Foto: David Königsmann

Foto: David Königsmann

Moin, Disarstar. Am 31.03.2017 kommt dein zweites Album „Minus x Minus = Plus“. Wie vergleichst du die Entstehung mit deinem ersten Album „Kontraste“?

Also, das kann ich jetzt auch so sagen: „Kontraste“ ist ein Album, das ich überhaupt nicht mag. Ich finde, das Album ist ein bisschen zu konstruiert: Ich hab zu sehr versucht, etwas Politisches zu sagen, was mir eigentlich nicht so am Herzen lag. Mir hat damals zwar niemand etwas vorgeschrieben, beeinflusst wurde ich aber schon. Hinter den früheren Projekten wie „Tausend in Einem“ oder „Manege Frei“ steh ich vollkommen – das ist bei „Kontraste“ schwierig. Mit meinem letzten Projekt „Sturm und Drang“ habe ich mir dann mein Selbstbewusstsein und Selbstvertrauen wieder erarbeitet. Vor dem Hintergrund ist mir „Minus x Minus = Plus“ auch so leicht gefallen. Die Messlatte lag für mich eigentlich relativ niedrig – um „Kontraste“ zu überbieten mussten für mich nur ein paar Regler gedreht werden. Deswegen hat sich das Album nach ganz lockerem abarbeiten angefühlt. Komischerweise fiel mir ein Projekt noch nie leichter.

Das hört man „Sturm und Drang“ auch an. Letztendlich war die Free-EP sehr erfolgreich. Woran lag das?

„Sturm und Drang“ kam unglaublich viel besser an als das Album, obwohl es keine Promophase, eine Single und ein Interview gab. Im Prinzip sind es gesammelte Onetakes. Bei denen hab ich immer größere Bedürfnisse und schreib mit mehr Motivation. Wenn mich etwas aufregt, inspiriert mich das zum Schreiben.

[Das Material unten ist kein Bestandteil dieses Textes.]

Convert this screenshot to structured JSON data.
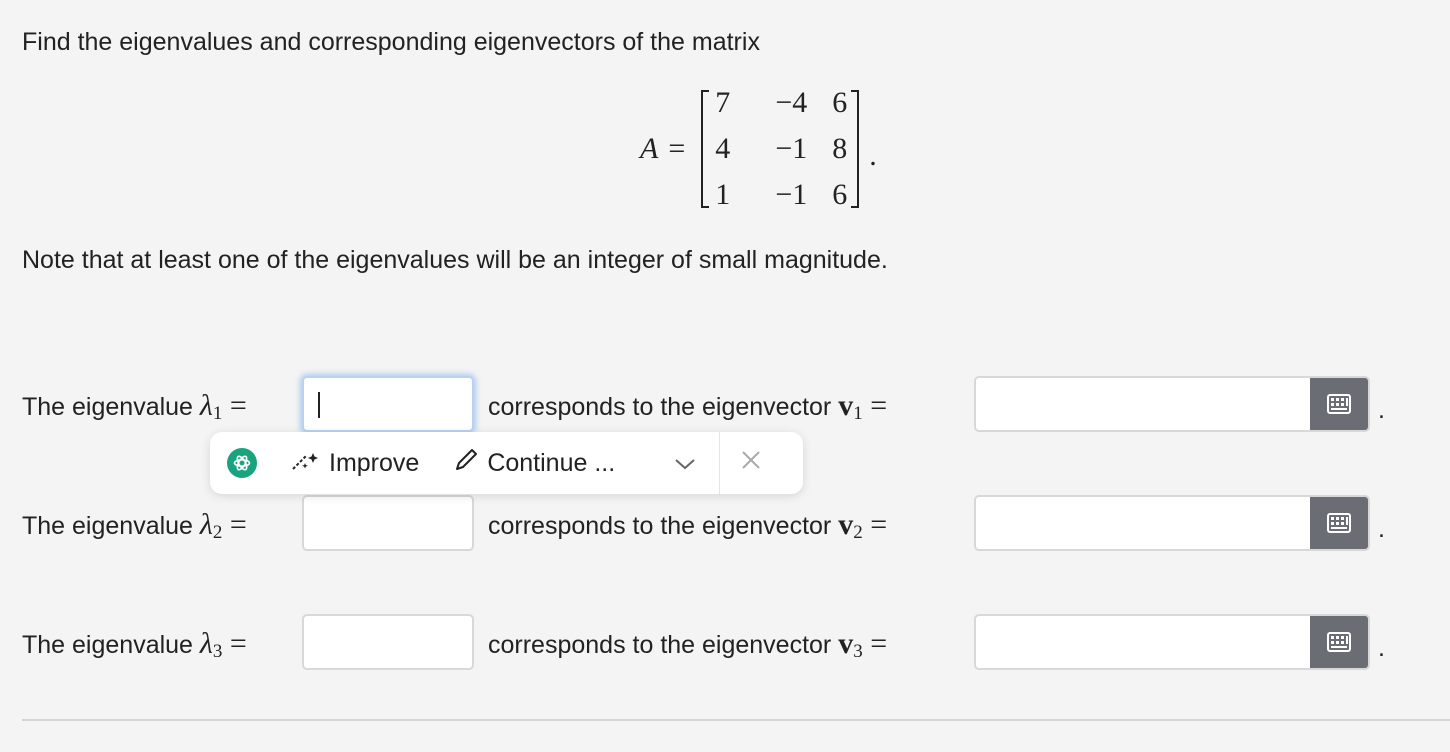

Ich mach das, wenn ich Bock habe und so ist „Sturm und Drang“ dann auch entstanden. Ich muss mir das eigentlich mal zu Herzen nehmen: Die Sachen, die ich am meisten aus dem Bauch heraus mache und mit einem sehr niedrigen Anspruch schreibe, sind meistens die erfolgreichsten Dinger. Und das flächendeckend, „Tor zur Welt“ zum Beispiel. „Kein Glück“ ist auch so random entstanden, dass ich gar nicht glauben kann, dass die Leute den so abfeiern. Das sind Sachen, bei denen ich in einer Stunde einen ganzen Song durchziehe, nichts nochmal umdrehe oder mich verkrampfe. Das ist es, was an den Onetakes so viel Spaß macht – hinsetzen, machen, fertig. Die Leute merken das, deswegen kommt das auch so gut an. Das ist mir auf „Minus x Minus = Plus“ im Vergleich zu „Kontraste“ auch voll gelungen: manche Songs sind so losgelöst. Das sind die besten Songs am Ende, auch wenn ein Album so ja eigentlich nicht funktioniert.

Und jetzt kommt wieder ein Album, das ja eher konzeptioneller erarbeitet wird. Kommen trotzdem weiter Mixtapes?

Das wird auf gar keinen Fall je vorbei sein. Nach dem Album ist vor dem Album, nach dem Mixtape ist vor dem Mixtape. Es hat mir so viel Spaß gemacht, dass ich in Zukunft zusehen werde, immer mal wieder ein Free-Mixtape zu machen. Es ist auch geil den Leuten was zu schenken. Außerdem kann ich da politisch auch noch toller auf die Kacke hauen, ohne das es kritikfähig ist. Das Schöne ist an einem Onetake: Wenn Leute 15 Euro für meine CD ausgeben, dann kaufen sie sich auch das Recht, sich darüber zu beschweren und zu kritisieren. Bei „Sturm und Drang“ war halt so: Einem geschenkten Gaul schaut man nicht ins Maul. Genau so hab ich das Ding gemacht und rausgehauen. Danach dachte ich, dass keiner das Recht hat sich zu beschweren, weil ich das Tape verschenke.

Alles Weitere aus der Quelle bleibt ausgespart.